En effet, le sondage lancé par le gouvernement déterminer si les citoyens québécois étaient favorables à l’instauration d’une application de suivi, a mis en évidence résultats c’est positif. Une grande partie des citoyens qui ont participé à ce sondage se sont démontrés favorables à l’idée.

Sur ce point le gouvernement n’a pas hésité à publié les résultats qu’il estime être positifs lors de la consultation publique. Cependant, on attend toujours l’avis des experts en technologie en éthique et même en Droit pour statuer définitivement.

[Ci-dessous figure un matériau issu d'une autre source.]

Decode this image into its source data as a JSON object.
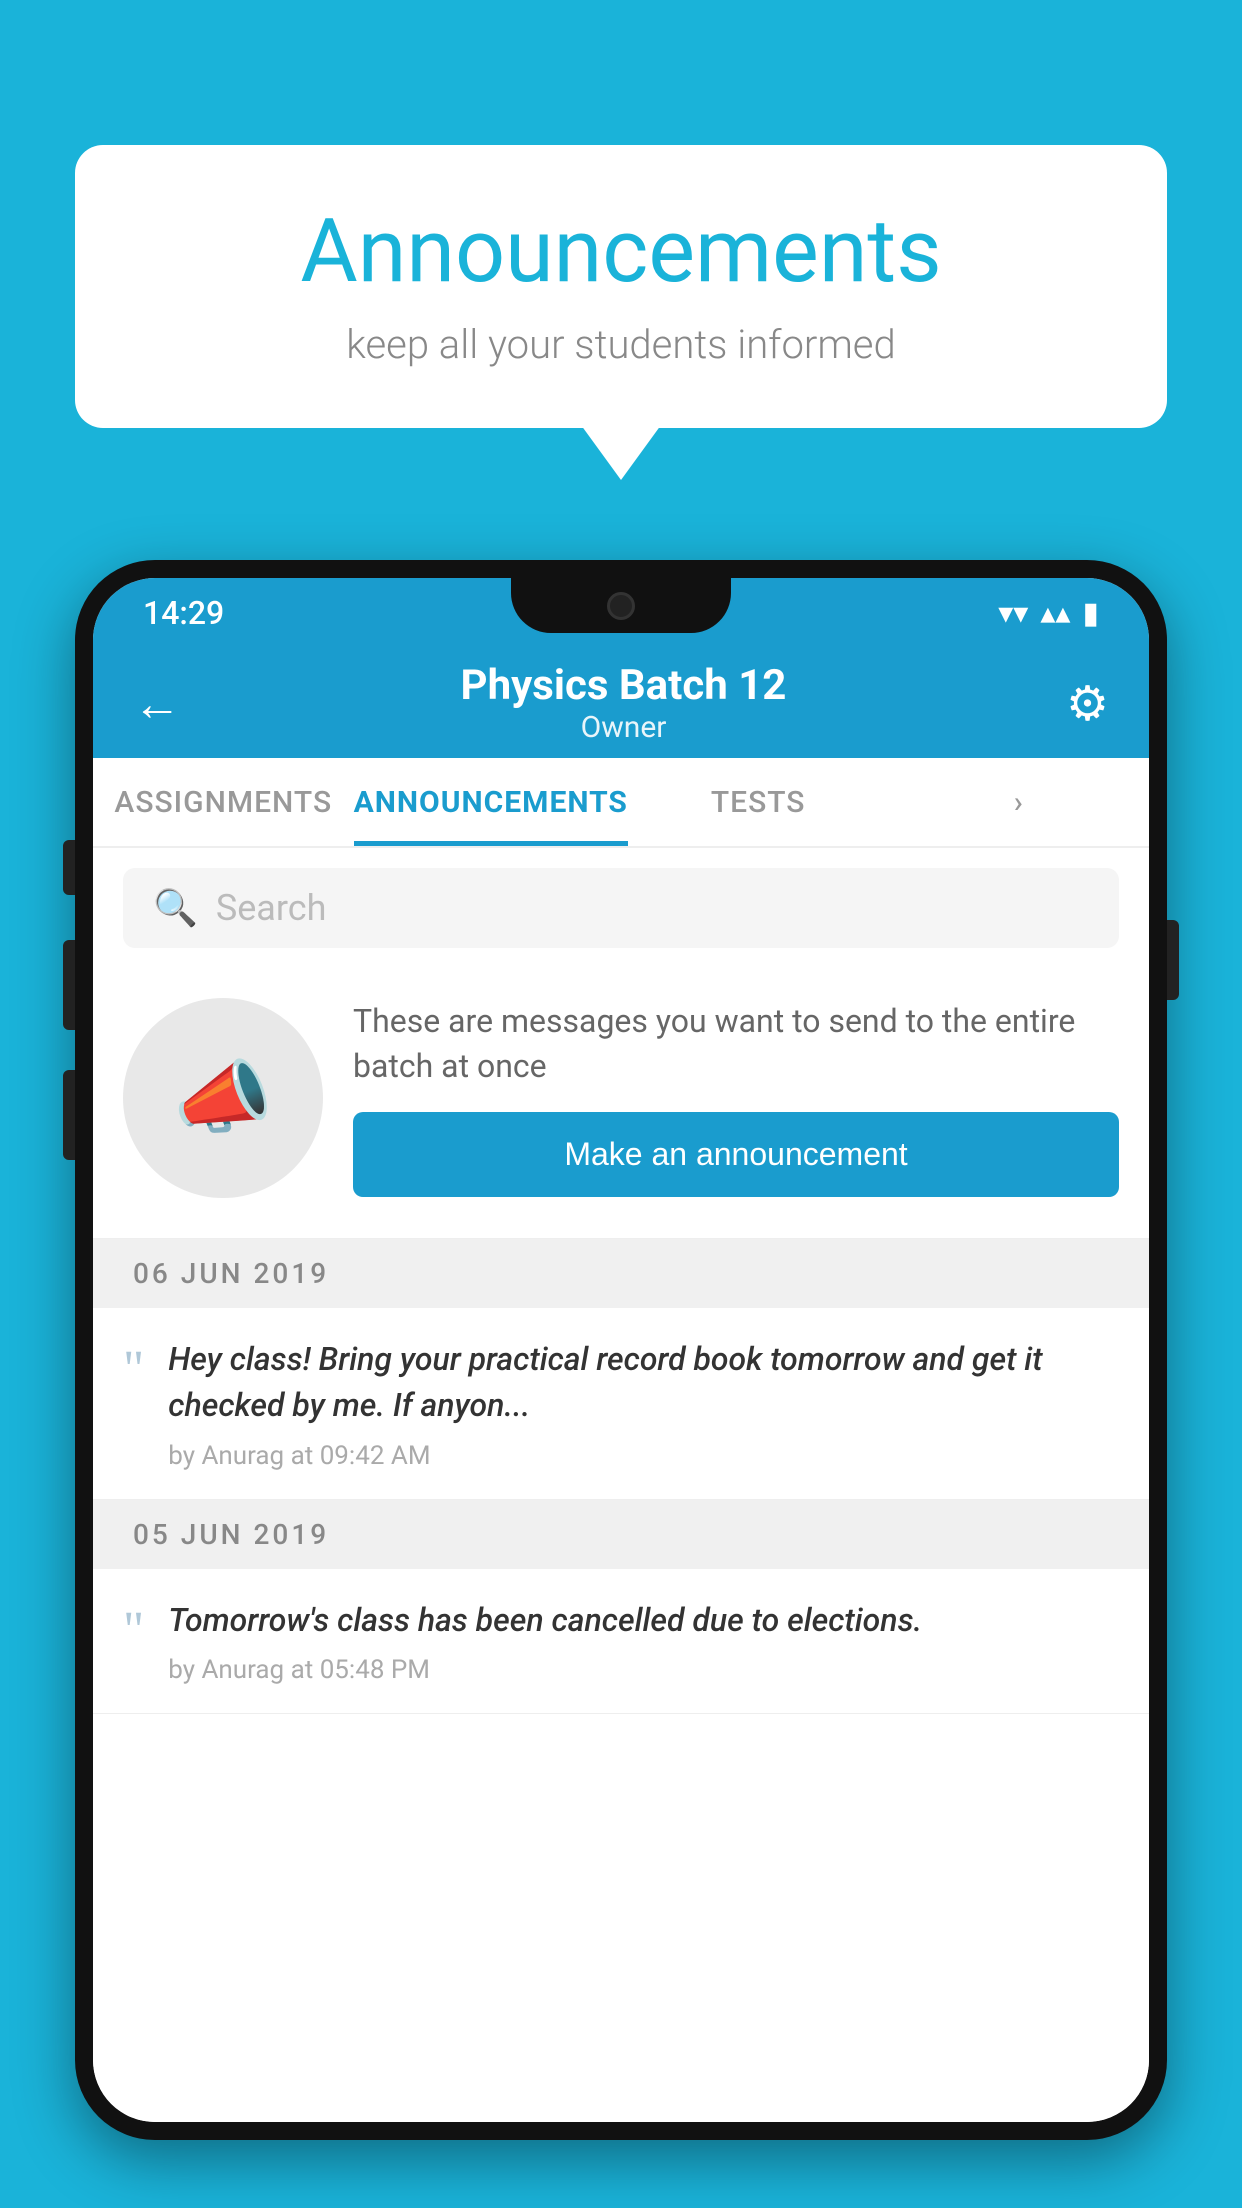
{
  "background_color": "#1ab3d9",
  "speech_bubble": {
    "title": "Announcements",
    "subtitle": "keep all your students informed"
  },
  "phone": {
    "status_bar": {
      "time": "14:29",
      "wifi": "▾",
      "signal": "▴",
      "battery": "▮"
    },
    "header": {
      "back_label": "←",
      "title": "Physics Batch 12",
      "subtitle": "Owner",
      "gear_label": "⚙"
    },
    "tabs": [
      {
        "label": "ASSIGNMENTS",
        "active": false
      },
      {
        "label": "ANNOUNCEMENTS",
        "active": true
      },
      {
        "label": "TESTS",
        "active": false
      },
      {
        "label": "›",
        "active": false
      }
    ],
    "search": {
      "placeholder": "Search"
    },
    "promo": {
      "description": "These are messages you want to send to the entire batch at once",
      "button_label": "Make an announcement"
    },
    "announcements": [
      {
        "date": "06  JUN  2019",
        "text": "Hey class! Bring your practical record book tomorrow and get it checked by me. If anyon...",
        "meta": "by Anurag at 09:42 AM"
      },
      {
        "date": "05  JUN  2019",
        "text": "Tomorrow's class has been cancelled due to elections.",
        "meta": "by Anurag at 05:48 PM"
      }
    ]
  }
}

Le temps pour simplement que 75 % des participants au sondage, qui a constitué près de 17 000 citoyens, ont donné un avis favorable à l’instauration de l’application de traçage mobile. L’idée est simple c’est de pouvoir analyser les différentes d’interaction que les citoyens auront pour ensuite informé si l’un d’entre eux a été au contact d’une personne qui sera déclaré positif à la maladie.

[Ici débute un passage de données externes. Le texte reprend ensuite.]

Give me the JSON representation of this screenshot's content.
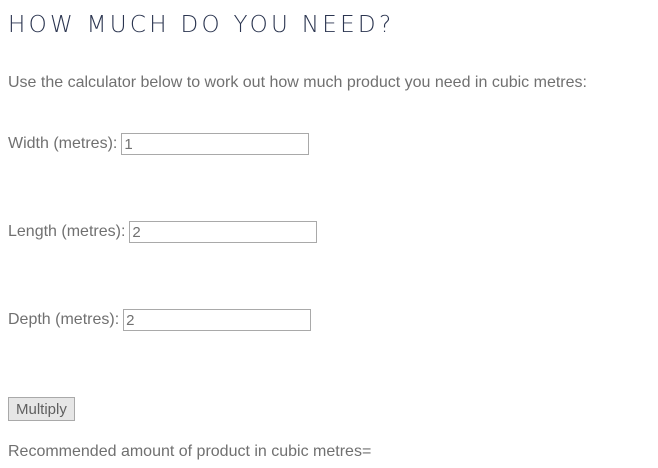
{
  "heading": "HOW MUCH DO YOU NEED?",
  "intro": "Use the calculator below to work out how much product you need in cubic metres:",
  "fields": {
    "width": {
      "label": "Width (metres):",
      "value": "1"
    },
    "length": {
      "label": "Length (metres):",
      "value": "2"
    },
    "depth": {
      "label": "Depth (metres):",
      "value": "2"
    }
  },
  "button_label": "Multiply",
  "result_text": "Recommended amount of product in cubic metres="
}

Pour la députée Joëlle Boutin, qui représente le gouvernement durant la commission, la décision définitive n’a pas encore été prise par ce dernier. Elle ajoute par ailleurs que les autorités ont déjà commencé à établir un ensemble de protocoles qui sera utilisé pour encadrer l’application. On note que l’application sera non seulement des involontaire mais aussi gratuite. D’un autre côté, la députée de Jean-Talon soulignera le fait que : « Il n’y aurait aucune géolocalisation, aucune technologie de GPS. On s’appuierait sur une technologie de type Bluetooth ». Le principe est que l’application le collecte aura pas de données personnelles ni de données biométriques et son utilisation restera anonyme.

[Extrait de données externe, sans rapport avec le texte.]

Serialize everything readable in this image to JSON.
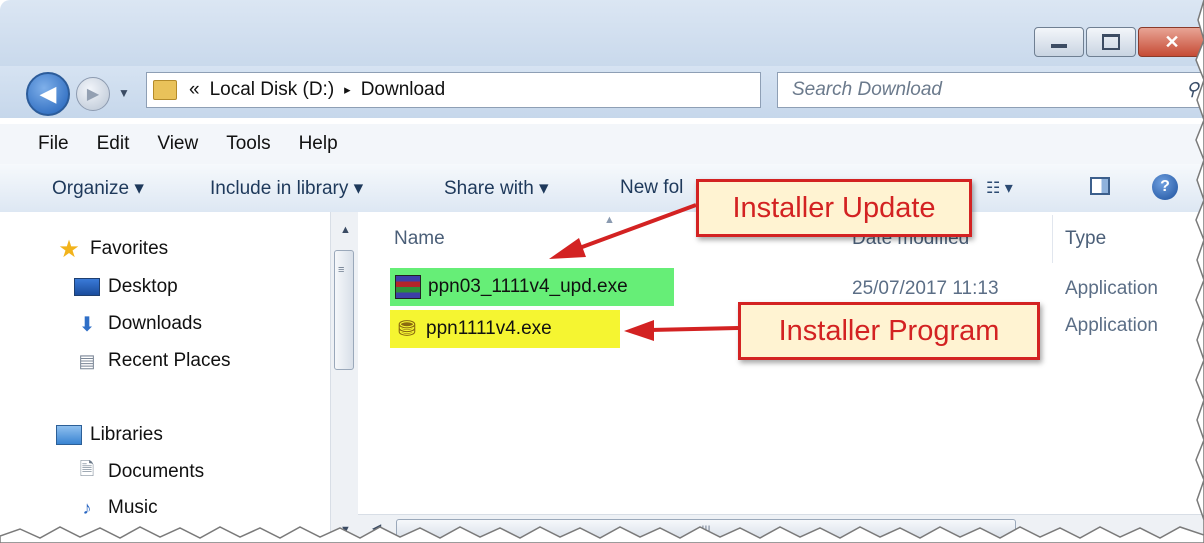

De plus, on apprend que l’application à produire aura les mêmes traits que celle déjà en circulation à Ottawa, Alerte-COVID. Une application qui a été conçu par entreprise Shopify.

Toutefois, il faut noter que le gouvernement n’a pas participé à la commission initiée par certains élus pour l’éclaircissement de certaines questions portant sur la protection de la vie privée des citoyens. Cela se comprend nettement lorsqu’on sait que le mardi dernier, lance une grande partie des experts interrogés sur la question unanimement avoué que l’application jusqu’à présent n’est pas quelque chose qui a démontré son efficacité ailleurs dans le monde. Il exige une phase pilote avant tout déploiement dans le Québec.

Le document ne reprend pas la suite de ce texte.